For a good idea of what tea party activism might accomplish, take a good look at Kansas.

It’s about as Republican a state as they come. It last went for a Democratic presidential candidate in 1964. And the GOP has 300,000 more registered voters than its Democratic rivals. But the state’s governor is a Democrat. So is the attorney general.

How in the heck did that happen? Easy. The Republican Party in Kansas tore itself in two, between center-right “moderates” and conservative true believers. The infighting has been going on for more than a decade, leaving voters alienated and giving Democrats opportunities for electoral wins in a state they have no business contesting.

That looks similar to events in New York. The district there had sent moderate Republicans to Congress forever — its last congressman, John McHugh , crossed party lines to work as President Obama’s Secretary of the Army. But when the GOP establishment picked a similarly centrist Republican to run for office, the tea party folks rebelled and backed a different candidate. Who lost.

The tea party movement started as the biggest expression of sore loserdom in America’s recent political history.

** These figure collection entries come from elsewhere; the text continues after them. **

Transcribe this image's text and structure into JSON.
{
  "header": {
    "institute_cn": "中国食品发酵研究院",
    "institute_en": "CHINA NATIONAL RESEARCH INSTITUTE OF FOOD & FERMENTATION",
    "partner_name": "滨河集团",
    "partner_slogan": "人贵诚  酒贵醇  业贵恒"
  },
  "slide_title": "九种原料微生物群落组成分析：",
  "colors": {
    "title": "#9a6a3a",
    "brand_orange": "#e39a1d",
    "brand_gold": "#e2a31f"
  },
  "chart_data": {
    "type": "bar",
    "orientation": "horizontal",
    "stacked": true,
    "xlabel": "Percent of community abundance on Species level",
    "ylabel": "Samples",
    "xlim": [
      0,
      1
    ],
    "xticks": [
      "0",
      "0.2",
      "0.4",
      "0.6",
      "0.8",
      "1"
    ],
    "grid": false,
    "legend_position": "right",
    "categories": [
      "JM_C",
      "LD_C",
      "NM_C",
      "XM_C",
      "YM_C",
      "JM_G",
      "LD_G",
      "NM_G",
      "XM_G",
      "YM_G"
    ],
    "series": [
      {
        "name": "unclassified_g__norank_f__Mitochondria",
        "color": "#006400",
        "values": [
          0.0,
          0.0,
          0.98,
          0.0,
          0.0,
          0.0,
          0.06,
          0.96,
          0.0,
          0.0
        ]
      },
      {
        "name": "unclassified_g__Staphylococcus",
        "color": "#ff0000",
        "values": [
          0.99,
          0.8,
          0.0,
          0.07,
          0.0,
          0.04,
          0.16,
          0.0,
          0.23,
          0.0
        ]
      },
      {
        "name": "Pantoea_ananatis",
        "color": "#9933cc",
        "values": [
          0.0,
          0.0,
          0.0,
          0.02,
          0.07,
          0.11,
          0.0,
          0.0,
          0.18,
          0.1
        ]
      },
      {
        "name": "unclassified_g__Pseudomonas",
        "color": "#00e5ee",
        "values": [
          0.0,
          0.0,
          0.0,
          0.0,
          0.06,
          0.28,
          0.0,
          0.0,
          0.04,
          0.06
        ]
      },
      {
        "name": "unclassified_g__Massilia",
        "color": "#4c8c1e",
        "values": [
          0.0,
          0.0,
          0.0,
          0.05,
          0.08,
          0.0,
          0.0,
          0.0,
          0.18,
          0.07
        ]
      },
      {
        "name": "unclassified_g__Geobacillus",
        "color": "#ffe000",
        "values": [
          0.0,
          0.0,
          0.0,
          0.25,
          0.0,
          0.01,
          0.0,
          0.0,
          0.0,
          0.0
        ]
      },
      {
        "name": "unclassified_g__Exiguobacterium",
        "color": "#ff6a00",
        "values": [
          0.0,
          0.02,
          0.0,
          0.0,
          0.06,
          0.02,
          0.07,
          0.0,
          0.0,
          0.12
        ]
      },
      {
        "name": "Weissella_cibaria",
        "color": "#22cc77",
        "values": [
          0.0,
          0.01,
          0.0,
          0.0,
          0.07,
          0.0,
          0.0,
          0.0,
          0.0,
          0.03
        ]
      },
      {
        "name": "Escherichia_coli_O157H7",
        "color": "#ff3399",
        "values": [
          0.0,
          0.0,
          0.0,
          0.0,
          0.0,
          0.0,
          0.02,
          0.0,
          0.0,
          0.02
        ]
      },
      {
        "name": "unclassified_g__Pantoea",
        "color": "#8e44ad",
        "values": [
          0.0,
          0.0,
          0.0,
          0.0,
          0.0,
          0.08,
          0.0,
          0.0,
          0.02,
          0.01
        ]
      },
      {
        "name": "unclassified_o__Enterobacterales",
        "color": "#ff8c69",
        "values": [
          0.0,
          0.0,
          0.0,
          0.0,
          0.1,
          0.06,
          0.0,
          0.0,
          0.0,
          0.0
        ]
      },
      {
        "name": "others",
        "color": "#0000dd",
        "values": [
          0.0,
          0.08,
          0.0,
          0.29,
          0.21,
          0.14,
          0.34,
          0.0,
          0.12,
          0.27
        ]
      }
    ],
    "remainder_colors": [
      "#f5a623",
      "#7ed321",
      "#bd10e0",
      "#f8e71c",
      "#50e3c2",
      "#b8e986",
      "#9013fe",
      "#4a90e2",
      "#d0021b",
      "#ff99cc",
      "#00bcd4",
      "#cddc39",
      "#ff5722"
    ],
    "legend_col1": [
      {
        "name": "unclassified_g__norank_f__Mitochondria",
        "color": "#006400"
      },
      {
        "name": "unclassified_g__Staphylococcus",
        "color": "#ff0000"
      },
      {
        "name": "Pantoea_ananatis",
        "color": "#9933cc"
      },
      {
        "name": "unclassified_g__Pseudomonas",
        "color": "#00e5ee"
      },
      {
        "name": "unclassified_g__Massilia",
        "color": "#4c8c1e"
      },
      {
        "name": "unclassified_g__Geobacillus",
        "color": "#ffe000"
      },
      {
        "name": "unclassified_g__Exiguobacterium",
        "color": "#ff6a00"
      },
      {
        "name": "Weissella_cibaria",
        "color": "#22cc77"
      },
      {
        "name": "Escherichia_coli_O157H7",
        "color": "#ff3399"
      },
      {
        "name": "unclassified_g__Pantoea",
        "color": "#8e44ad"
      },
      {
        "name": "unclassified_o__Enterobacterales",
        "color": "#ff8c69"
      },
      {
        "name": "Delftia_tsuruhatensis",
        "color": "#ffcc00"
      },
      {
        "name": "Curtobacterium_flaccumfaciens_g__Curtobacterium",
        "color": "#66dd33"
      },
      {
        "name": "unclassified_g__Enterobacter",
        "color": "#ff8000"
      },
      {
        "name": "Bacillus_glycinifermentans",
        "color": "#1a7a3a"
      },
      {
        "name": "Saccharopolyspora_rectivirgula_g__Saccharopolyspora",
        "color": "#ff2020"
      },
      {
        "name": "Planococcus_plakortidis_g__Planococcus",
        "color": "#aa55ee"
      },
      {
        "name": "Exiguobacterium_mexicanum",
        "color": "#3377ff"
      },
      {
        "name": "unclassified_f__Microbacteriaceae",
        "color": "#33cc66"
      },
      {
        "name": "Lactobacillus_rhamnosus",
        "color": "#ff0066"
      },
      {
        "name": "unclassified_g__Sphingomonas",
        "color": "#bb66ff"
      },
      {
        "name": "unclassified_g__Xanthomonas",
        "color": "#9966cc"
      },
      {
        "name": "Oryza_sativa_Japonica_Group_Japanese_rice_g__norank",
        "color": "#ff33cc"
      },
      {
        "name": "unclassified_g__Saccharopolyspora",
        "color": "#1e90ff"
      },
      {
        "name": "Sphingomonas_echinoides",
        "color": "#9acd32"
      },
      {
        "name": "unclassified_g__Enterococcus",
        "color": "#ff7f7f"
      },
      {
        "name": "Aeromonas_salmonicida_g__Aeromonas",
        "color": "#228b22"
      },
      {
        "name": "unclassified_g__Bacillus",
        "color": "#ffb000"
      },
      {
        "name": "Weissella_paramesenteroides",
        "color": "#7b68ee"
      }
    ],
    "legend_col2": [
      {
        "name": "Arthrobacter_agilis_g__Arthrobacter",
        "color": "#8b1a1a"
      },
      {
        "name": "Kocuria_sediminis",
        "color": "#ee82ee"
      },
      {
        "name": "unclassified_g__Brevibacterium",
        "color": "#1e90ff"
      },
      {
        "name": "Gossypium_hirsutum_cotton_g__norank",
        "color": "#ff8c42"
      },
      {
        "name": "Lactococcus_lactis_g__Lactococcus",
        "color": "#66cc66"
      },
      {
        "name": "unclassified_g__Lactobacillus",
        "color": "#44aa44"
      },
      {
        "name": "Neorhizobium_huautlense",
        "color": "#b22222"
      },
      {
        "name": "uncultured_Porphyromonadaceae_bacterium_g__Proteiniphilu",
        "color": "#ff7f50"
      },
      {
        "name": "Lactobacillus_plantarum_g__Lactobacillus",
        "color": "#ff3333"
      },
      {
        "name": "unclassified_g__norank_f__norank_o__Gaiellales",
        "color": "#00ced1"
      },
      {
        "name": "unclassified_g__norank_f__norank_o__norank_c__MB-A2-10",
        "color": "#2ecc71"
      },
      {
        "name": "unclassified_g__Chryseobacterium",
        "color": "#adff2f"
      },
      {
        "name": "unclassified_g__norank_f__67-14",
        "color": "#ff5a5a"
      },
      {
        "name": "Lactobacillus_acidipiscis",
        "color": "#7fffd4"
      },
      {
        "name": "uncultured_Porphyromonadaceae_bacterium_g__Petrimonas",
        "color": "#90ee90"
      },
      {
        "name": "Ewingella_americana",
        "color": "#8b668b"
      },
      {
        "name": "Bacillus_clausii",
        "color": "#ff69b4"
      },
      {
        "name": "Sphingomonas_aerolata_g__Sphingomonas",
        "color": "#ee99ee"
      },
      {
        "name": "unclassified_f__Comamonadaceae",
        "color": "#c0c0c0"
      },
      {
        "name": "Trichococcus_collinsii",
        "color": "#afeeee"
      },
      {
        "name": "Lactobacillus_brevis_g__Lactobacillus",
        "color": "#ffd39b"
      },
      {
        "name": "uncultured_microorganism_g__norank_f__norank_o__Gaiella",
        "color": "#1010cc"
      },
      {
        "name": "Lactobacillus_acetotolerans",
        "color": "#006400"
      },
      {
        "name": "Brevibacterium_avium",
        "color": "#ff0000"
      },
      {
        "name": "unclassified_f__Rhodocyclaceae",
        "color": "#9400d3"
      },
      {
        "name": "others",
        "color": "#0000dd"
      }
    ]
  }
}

George W. Bush had expanded “socialized medicine” — in the form of the new Medicare drug benefit — and turned a budget surplus into a deep deficit. Yet the tea partiers only took to the streets when a Democrat was elected president. It’s not difficult to figure out what motivated them.

So the fact that tea partiers are now holding Republicans to account is refreshing. But parties that insist on ideological purity are usually losers at the ballot box; Democrats began their recent comeback when centrists like Sens. Jim Webb and Bob Casey joined their cause. Tea partiers should heed the lesson if they want to win.